Time to Retire the Filibuster

Read this editorial.
One unpleasant and unforeseen consequence has been to make the filibuster easy to invoke and painless to pursue. Once a rarely used tactic reserved for issues on which senators held passionate convictions, the filibuster has become the tool of the sore loser, dooming any measure that cannot command the 60 required votes.
Read all the way down to the punch line.

Action Alert

That wacky Alan Keyes has a pretty good idea. He's using txtmob to organize calling the Senate at the moment Frist pushes the button on the Constitutional Option. If your mobile phone supports SMS text messages, here's what to do:

Go to http://www.txtmob.com/

Click on the right to "Login".

If you've used the txtmob.com service in the past,
enter your "User Name" and "Password" to log in;
otherwise, create a "User Name" and follow the
steps to register your cell phone with the txtmob
service.

Once you've logged in, click "Join more groups".

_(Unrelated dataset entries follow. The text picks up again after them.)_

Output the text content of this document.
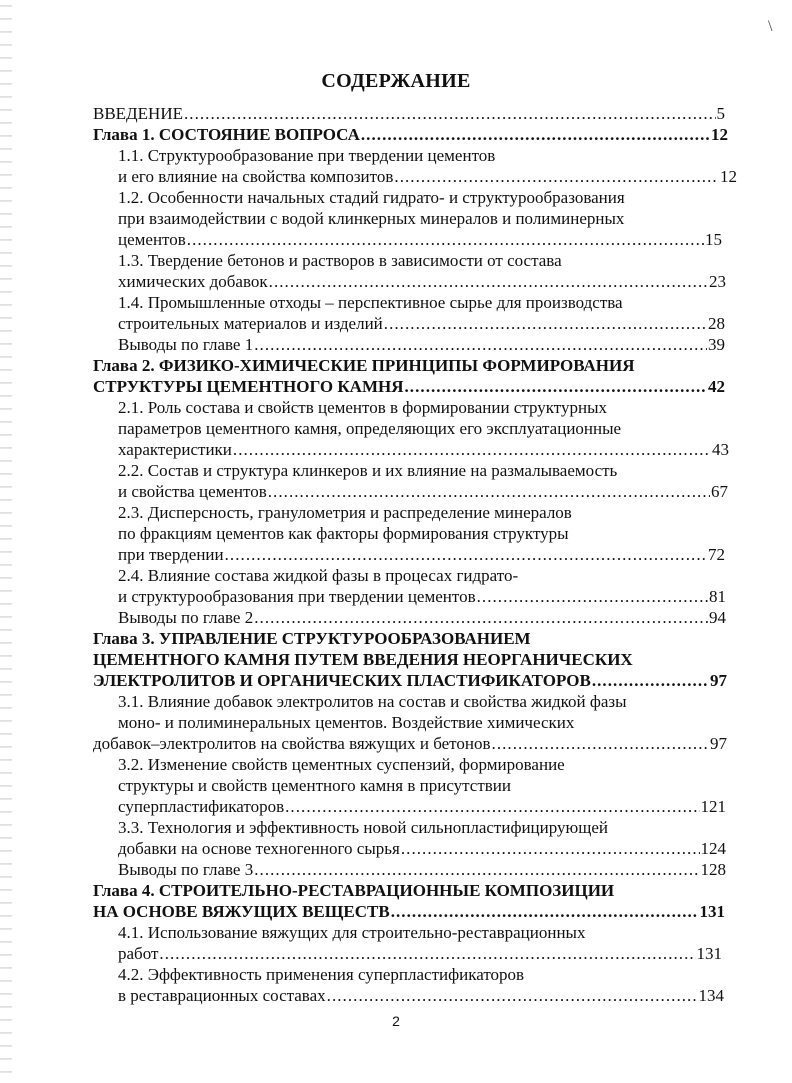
\
СОДЕРЖАНИЕ
ВВЕДЕНИЕ . . .	5
Глава 1. СОСТОЯНИЕ ВОПРОСА . . .	12
1.1. Структурообразование при твердении цементов
и его влияние на свойства композитов . . .	12
1.2. Особенности начальных стадий гидрато- и структурообразования
при взаимодействии с водой клинкерных минералов и полиминерных
цементов . . .	15
1.3. Твердение бетонов и растворов в зависимости от состава
химических добавок . . .	23
1.4. Промышленные отходы – перспективное сырье для производства
строительных материалов и изделий . . .	28
Выводы по главе 1 . . .	39
Глава 2. ФИЗИКО-ХИМИЧЕСКИЕ ПРИНЦИПЫ ФОРМИРОВАНИЯ
СТРУКТУРЫ ЦЕМЕНТНОГО КАМНЯ . . .	42
2.1. Роль состава и свойств цементов в формировании структурных
параметров цементного камня, определяющих его эксплуатационные
характеристики . . .	43
2.2. Состав и структура клинкеров и их влияние на размалываемость
и свойства цементов . . .	67
2.3. Дисперсность, гранулометрия и распределение минералов
по фракциям цементов как факторы формирования структуры
при твердении . . .	72
2.4. Влияние состава жидкой фазы в процесах гидрато-
и структурообразования при твердении цементов . . .	81
Выводы по главе 2 . . .	94
Глава 3. УПРАВЛЕНИЕ СТРУКТУРООБРАЗОВАНИЕМ
ЦЕМЕНТНОГО КАМНЯ ПУТЕМ ВВЕДЕНИЯ НЕОРГАНИЧЕСКИХ
ЭЛЕКТРОЛИТОВ И ОРГАНИЧЕСКИХ ПЛАСТИФИКАТОРОВ . . .	97
3.1. Влияние добавок электролитов на состав и свойства жидкой фазы
моно- и полиминеральных цементов. Воздействие химических
добавок–электролитов на свойства вяжущих и бетонов . . .	97
3.2. Изменение свойств цементных суспензий, формирование
структуры и свойств цементного камня в присутствии
суперпластификаторов . . .	121
3.3. Технология и эффективность новой сильнопластифицирующей
добавки на основе техногенного сырья . . .	124
Выводы по главе 3 . . .	128
Глава 4. СТРОИТЕЛЬНО-РЕСТАВРАЦИОННЫЕ КОМПОЗИЦИИ
НА ОСНОВЕ ВЯЖУЩИХ ВЕЩЕСТВ . . .	131
4.1. Использование вяжущих для строительно-реставрационных
работ . . .	131
4.2. Эффективность применения суперпластификаторов
в реставрационных составах . . .	134
2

At the very top you'll see the "****RightMarch"
group -- check the box beside it, then scroll down
to the very bottom and click "Submit".
Note that txtmob is free. (I'm still trying to figure out the business model.) Keyes' organization will also send an email, which I'll forward to those of you on my VRWC list.

Do I think there's a snowball's chance in hell that either of my senators will vote to end these unconstitutional filibusters? The answer must be here somewhere. But I can at least make them feel the heat.